From the November-December 2022 issue of News & Letters
by Eugene Walker
Freedom. We are not a state of the United States. We are not provinces of the United States. We are a country. We are a republic. They cannot give us orders. This time, we do not need them. If Ariel Henry does not resign and the bank officials don’t change their minds, we will make a revolution in the country.
—Moise Jean-Charles, former Haitian senator and presidential candidate
When the U.S.-imposed non-elected, illegitimate government of Ariel Henry decided to raise highly subsidized fuel prices in September, all hell broke loose. Mass protests occurred everywhere, particularly on the streets of the capital, Port-au-Prince. The major fuel depot for the country has been blockaded, neighborhoods are cut off from other neighborhoods, schools and hospitals have been shut down, food and water shortages are everywhere, and armed groups occupy some neighborhoods.
NEOCOLONIALISM ANGERS MASSES
The higher fuel prices were only the spark that ignited the explosive situation that has been building. For the last 15 months anger has been growing, beginning with the assassination on July 7, 2021, of President Jovenel Moise. Ariel Henry was quickly maneuvered into the presidency under the direction of the Biden Administration. Over the months, the U.S. continued to support Henry even in face of growing opposition of the Haitian masses, who, as usual, were never consulted.
A major reason for U.S. support: Henry has allowed the U.S. to massively deport thousands of Haitians immigrants from the U.S., who were fleeing the poverty and violence in Haiti. This has exacerbated Haiti’s present crisis. Dan Foote, Biden’s ambassador to Haiti, resigned last fall due to this despicable policy.

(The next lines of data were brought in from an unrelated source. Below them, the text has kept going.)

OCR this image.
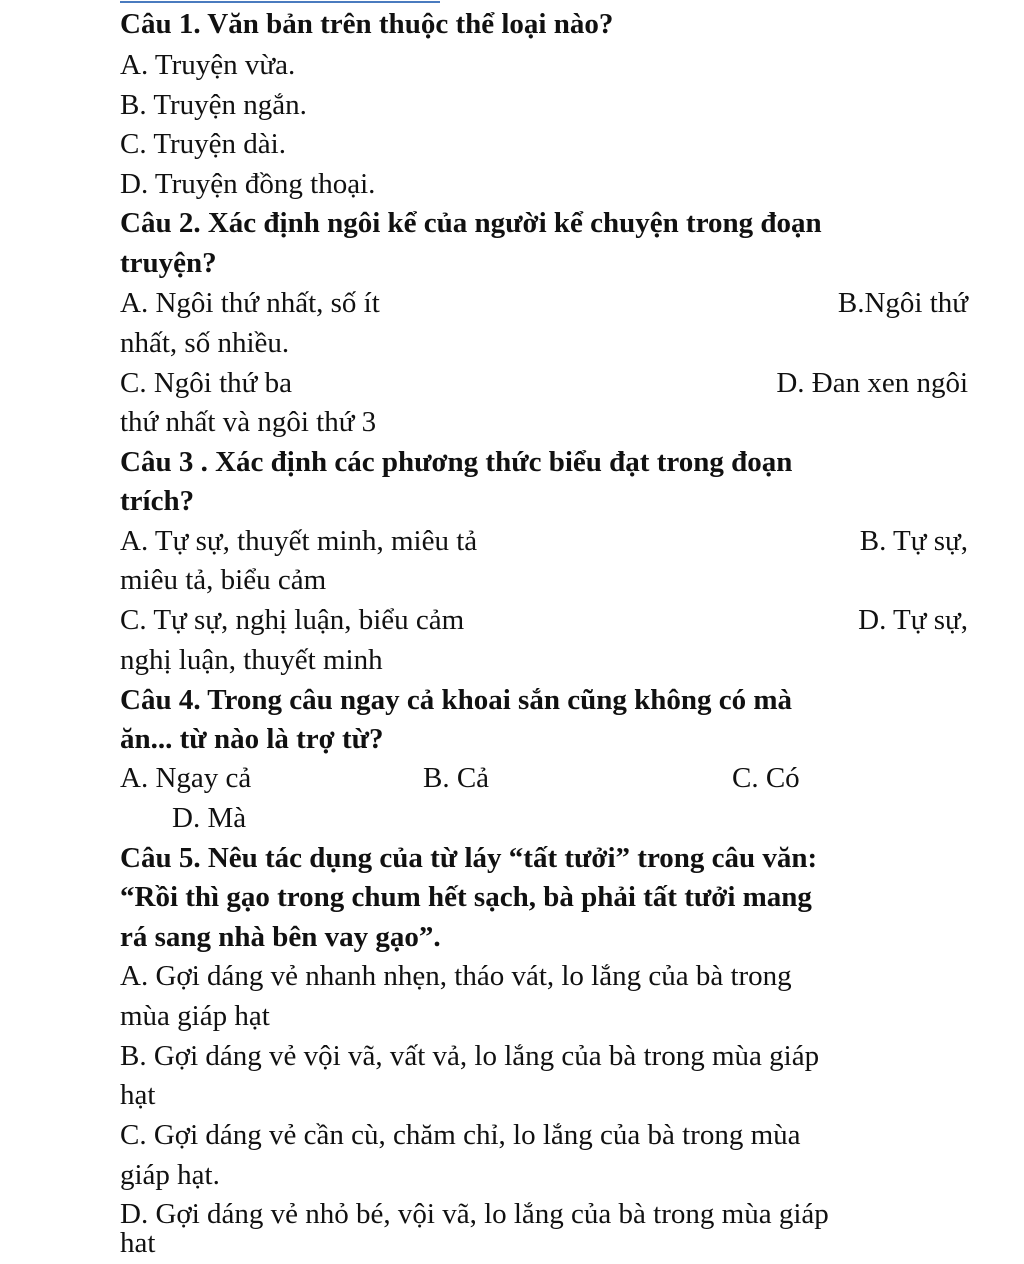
Câu 1. Văn bản trên thuộc thể loại nào?
A. Truyện vừa.
B. Truyện ngắn.
C. Truyện dài.
D. Truyện đồng thoại.
Câu 2. Xác định ngôi kể của người kể chuyện trong đoạn
truyện?
A. Ngôi thứ nhất, số ít	B.Ngôi thứ
nhất, số nhiều.
C. Ngôi thứ ba	D. Đan xen ngôi
thứ nhất và ngôi thứ 3
Câu 3 . Xác định các phương thức biểu đạt trong đoạn
trích?
A. Tự sự, thuyết minh, miêu tả	B. Tự sự,
miêu tả, biểu cảm
C. Tự sự, nghị luận, biểu cảm	D. Tự sự,
nghị luận, thuyết minh
Câu 4. Trong câu ngay cả khoai sắn cũng không có mà
ăn... từ nào là trợ từ?
A. Ngay cả	B. Cả	C. Có
D. Mà
Câu 5. Nêu tác dụng của từ láy “tất tưởi” trong câu văn:
“Rồi thì gạo trong chum hết sạch, bà phải tất tưởi mang
rá sang nhà bên vay gạo”.
A. Gợi dáng vẻ nhanh nhẹn, tháo vát, lo lắng của bà trong
mùa giáp hạt
B. Gợi dáng vẻ vội vã, vất vả, lo lắng của bà trong mùa giáp
hạt
C. Gợi dáng vẻ cần cù, chăm chỉ, lo lắng của bà trong mùa
giáp hạt.
D. Gợi dáng vẻ nhỏ bé, vội vã, lo lắng của bà trong mùa giáp
hat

Now the U.S. has gone to the UN with two Haiti resolutions: one sanctioning particular gangs; another seeking armed intervention in Haiti with or without the UN. The first resolution passed, the second has not passed yet.
PEOPLE ORGANIZING AGAINST GANGS
There is no doubt that the gang violence is horrific, with murders and rape being used as a means of violent intimidation. There are differences on the question of gangs. Anti-gang gangs are forming to protect citizens from the gang violence that elites in Haiti are supporting to suppress growing social protest. Some anti-gang gangs are said to be talking of revolution.
What is clear is that international armed intervention—the U.S. and Canada have already sent armored vehicles—is only supported by a Haitian ruling class losing its control, not by the Haitian masses who are striving for a new beginning without outside intervention.
There is a dual, contradictory reality occurring in Haiti. On the one hand is the U.S.-imposed, illegitimate government of Ariel Henry, supported by almost no one, enabling violent criminal gangs to terrorize and murder Haiti’s citizens. On the other hand there is the developing social movement of Haitians created by numerous groups: anti-gang gangs who are armed to protect people, teachers’ groups, trade unions, women’s organizations and on and on.
Their call is straightforward and profound: Henry must go! No outside intervention, especially from the U.S. and UN! Many are calling for full social revolution.